Moreover, certain metals like iron, copper and zinc constitute essential components to which too weak exposures will involve metabolic deficiencies; however, these metals can also be toxic if the exposure of the organizations exceeds the amount recommended.
Thus, several parameters peuveut to influence the toxicity of metals in the grounds:
pH: generally, an acid pH solubilizes normally motionless metals and thus increases the risk of toxicity
- the composition of the ground: clays and the organic matter of the ground adsorb the contaminants and sequester them in the form of stable complexes slightly mobile, whereas larger particles as sand or the gravel retains less metals of the ground
- the ageing of the contamination: a coldly contaminated site is normally more toxic than a site which undergoes a contamination diffuses for a certain time (slow)

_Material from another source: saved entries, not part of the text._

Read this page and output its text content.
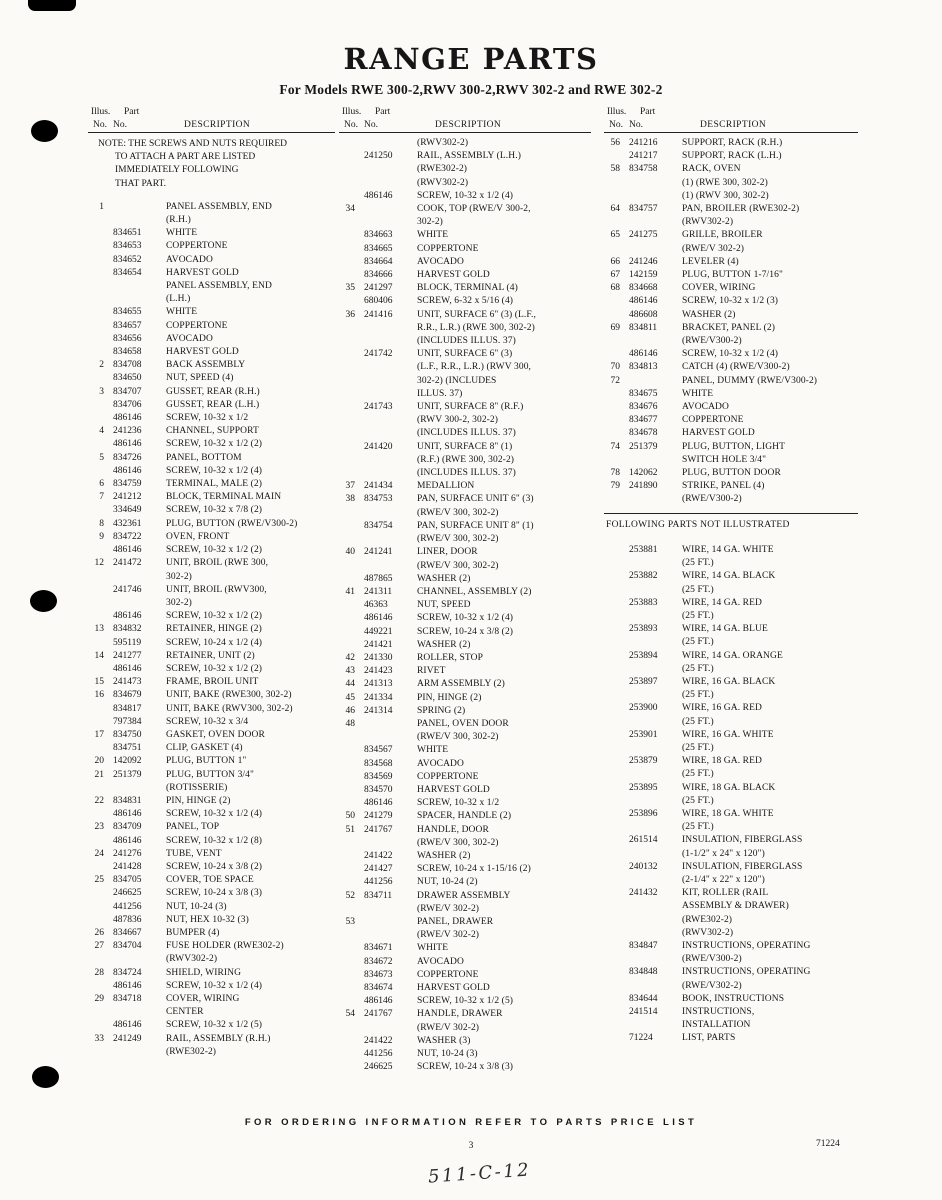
RANGE PARTS
For Models RWE 300-2,RWV 300-2,RWV 302-2 and RWE 302-2
Illus.	Part
No. No.	DESCRIPTION
NOTE: THE SCREWS AND NUTS REQUIRED
TO ATTACH A PART ARE LISTED
IMMEDIATELY FOLLOWING
THAT PART.
1	PANEL ASSEMBLY, END
(R.H.)
834651	WHITE
834653	COPPERTONE
834652	AVOCADO
834654	HARVEST GOLD
PANEL ASSEMBLY, END
(L.H.)
834655	WHITE
834657	COPPERTONE
834656	AVOCADO
834658	HARVEST GOLD
2 834708	BACK ASSEMBLY
834650	NUT, SPEED (4)
3 834707	GUSSET, REAR (R.H.)
834706	GUSSET, REAR (L.H.)
486146	SCREW, 10-32 x 1/2
4 241236	CHANNEL, SUPPORT
486146	SCREW, 10-32 x 1/2 (2)
5 834726	PANEL, BOTTOM
486146	SCREW, 10-32 x 1/2 (4)
6 834759	TERMINAL, MALE (2)
7 241212	BLOCK, TERMINAL MAIN
334649	SCREW, 10-32 x 7/8 (2)
8 432361	PLUG, BUTTON (RWE/V300-2)
9 834722	OVEN, FRONT
486146	SCREW, 10-32 x 1/2 (2)
12 241472	UNIT, BROIL (RWE 300,
302-2)
241746	UNIT, BROIL (RWV300,
302-2)
486146	SCREW, 10-32 x 1/2 (2)
13 834832	RETAINER, HINGE (2)
595119	SCREW, 10-24 x 1/2 (4)
14 241277	RETAINER, UNIT (2)
486146	SCREW, 10-32 x 1/2 (2)
15 241473	FRAME, BROIL UNIT
16 834679	UNIT, BAKE (RWE300, 302-2)
834817	UNIT, BAKE (RWV300, 302-2)
797384	SCREW, 10-32 x 3/4
17 834750	GASKET, OVEN DOOR
834751	CLIP, GASKET (4)
20 142092	PLUG, BUTTON 1"
21 251379	PLUG, BUTTON 3/4"
(ROTISSERIE)
22 834831	PIN, HINGE (2)
486146	SCREW, 10-32 x 1/2 (4)
23 834709	PANEL, TOP
486146	SCREW, 10-32 x 1/2 (8)
24 241276	TUBE, VENT
241428	SCREW, 10-24 x 3/8 (2)
25 834705	COVER, TOE SPACE
246625	SCREW, 10-24 x 3/8 (3)
441256	NUT, 10-24 (3)
487836	NUT, HEX 10-32 (3)
26 834667	BUMPER (4)
27 834704	FUSE HOLDER (RWE302-2)
(RWV302-2)
28 834724	SHIELD, WIRING
486146	SCREW, 10-32 x 1/2 (4)
29 834718	COVER, WIRING
CENTER
486146	SCREW, 10-32 x 1/2 (5)
33 241249	RAIL, ASSEMBLY (R.H.)
(RWE302-2)
Illus.	Part
No. No.	DESCRIPTION
(RWV302-2)
241250	RAIL, ASSEMBLY (L.H.)
(RWE302-2)
(RWV302-2)
486146	SCREW, 10-32 x 1/2 (4)
34	COOK, TOP (RWE/V 300-2,
302-2)
834663	WHITE
834665	COPPERTONE
834664	AVOCADO
834666	HARVEST GOLD
35 241297	BLOCK, TERMINAL (4)
680406	SCREW, 6-32 x 5/16 (4)
36 241416	UNIT, SURFACE 6" (3) (L.F.,
R.R., L.R.) (RWE 300, 302-2)
(INCLUDES ILLUS. 37)
241742	UNIT, SURFACE 6" (3)
(L.F., R.R., L.R.) (RWV 300,
302-2) (INCLUDES
ILLUS. 37)
241743	UNIT, SURFACE 8" (R.F.)
(RWV 300-2, 302-2)
(INCLUDES ILLUS. 37)
241420	UNIT, SURFACE 8" (1)
(R.F.) (RWE 300, 302-2)
(INCLUDES ILLUS. 37)
37 241434	MEDALLION
38 834753	PAN, SURFACE UNIT 6" (3)
(RWE/V 300, 302-2)
834754	PAN, SURFACE UNIT 8" (1)
(RWE/V 300, 302-2)
40 241241	LINER, DOOR
(RWE/V 300, 302-2)
487865	WASHER (2)
41 241311	CHANNEL, ASSEMBLY (2)
46363	NUT, SPEED
486146	SCREW, 10-32 x 1/2 (4)
449221	SCREW, 10-24 x 3/8 (2)
241421	WASHER (2)
42 241330	ROLLER, STOP
43 241423	RIVET
44 241313	ARM ASSEMBLY (2)
45 241334	PIN, HINGE (2)
46 241314	SPRING (2)
48	PANEL, OVEN DOOR
(RWE/V 300, 302-2)
834567	WHITE
834568	AVOCADO
834569	COPPERTONE
834570	HARVEST GOLD
486146	SCREW, 10-32 x 1/2
50 241279	SPACER, HANDLE (2)
51 241767	HANDLE, DOOR
(RWE/V 300, 302-2)
241422	WASHER (2)
241427	SCREW, 10-24 x 1-15/16 (2)
441256	NUT, 10-24 (2)
52 834711	DRAWER ASSEMBLY
(RWE/V 302-2)
53	PANEL, DRAWER
(RWE/V 302-2)
834671	WHITE
834672	AVOCADO
834673	COPPERTONE
834674	HARVEST GOLD
486146	SCREW, 10-32 x 1/2 (5)
54 241767	HANDLE, DRAWER
(RWE/V 302-2)
241422	WASHER (3)
441256	NUT, 10-24 (3)
246625	SCREW, 10-24 x 3/8 (3)
Illus.	Part
No. No.	DESCRIPTION
56 241216	SUPPORT, RACK (R.H.)
241217	SUPPORT, RACK (L.H.)
58 834758	RACK, OVEN
(1) (RWE 300, 302-2)
(1) (RWV 300, 302-2)
64 834757	PAN, BROILER (RWE302-2)
(RWV302-2)
65 241275	GRILLE, BROILER
(RWE/V 302-2)
66 241246	LEVELER (4)
67 142159	PLUG, BUTTON 1-7/16"
68 834668	COVER, WIRING
486146	SCREW, 10-32 x 1/2 (3)
486608	WASHER (2)
69 834811	BRACKET, PANEL (2)
(RWE/V300-2)
486146	SCREW, 10-32 x 1/2 (4)
70 834813	CATCH (4) (RWE/V300-2)
72	PANEL, DUMMY (RWE/V300-2)
834675	WHITE
834676	AVOCADO
834677	COPPERTONE
834678	HARVEST GOLD
74 251379	PLUG, BUTTON, LIGHT
SWITCH HOLE 3/4"
78 142062	PLUG, BUTTON DOOR
79 241890	STRIKE, PANEL (4)
(RWE/V300-2)
FOLLOWING PARTS NOT ILLUSTRATED
253881	WIRE, 14 GA. WHITE
(25 FT.)
253882	WIRE, 14 GA. BLACK
(25 FT.)
253883	WIRE, 14 GA. RED
(25 FT.)
253893	WIRE, 14 GA. BLUE
(25 FT.)
253894	WIRE, 14 GA. ORANGE
(25 FT.)
253897	WIRE, 16 GA. BLACK
(25 FT.)
253900	WIRE, 16 GA. RED
(25 FT.)
253901	WIRE, 16 GA. WHITE
(25 FT.)
253879	WIRE, 18 GA. RED
(25 FT.)
253895	WIRE, 18 GA. BLACK
(25 FT.)
253896	WIRE, 18 GA. WHITE
(25 FT.)
261514	INSULATION, FIBERGLASS
(1-1/2" x 24" x 120")
240132	INSULATION, FIBERGLASS
(2-1/4" x 22" x 120")
241432	KIT, ROLLER (RAIL
ASSEMBLY & DRAWER)
(RWE302-2)
(RWV302-2)
834847	INSTRUCTIONS, OPERATING
(RWE/V300-2)
834848	INSTRUCTIONS, OPERATING
(RWE/V302-2)
834644	BOOK, INSTRUCTIONS
241514	INSTRUCTIONS,
INSTALLATION
71224	LIST, PARTS
FOR ORDERING INFORMATION REFER TO PARTS PRICE LIST
3	71224
511-C-12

- the level of saturation of the sites of adsorption: the more the sites able to fix metals approach their level of saturation, the more metal will tend to solubilize
AstronomyOne calls metals the products of the reactions which take place in the middle of the star S, which means that, astronomically speaking , all the elements except the Hydrogène are metals. (although under certain conditions of temperature and pressure, hydrogen can have a metal behavior: to see Hydrogen metal)
List principal metals
- money (Ag, noble metal)
- Copper (Cu)
- tin (Sn, of Latin stanium)
- Iron (Fe)
- mercury (Hg, of Latin hydragyrium the Planet Mercury))
- Nickel (Ni)
- Gold (With, noble metal, of Latin aureum)
- Platinum (Pt, noble metal)
- Lead (Pb)
- Titanium (Ti)
- Zinc (Zn)
Many metals are toxic directly or via their compounds, in particular the heavy metals (Plomb, mercury… and well of others and still. the Maximium).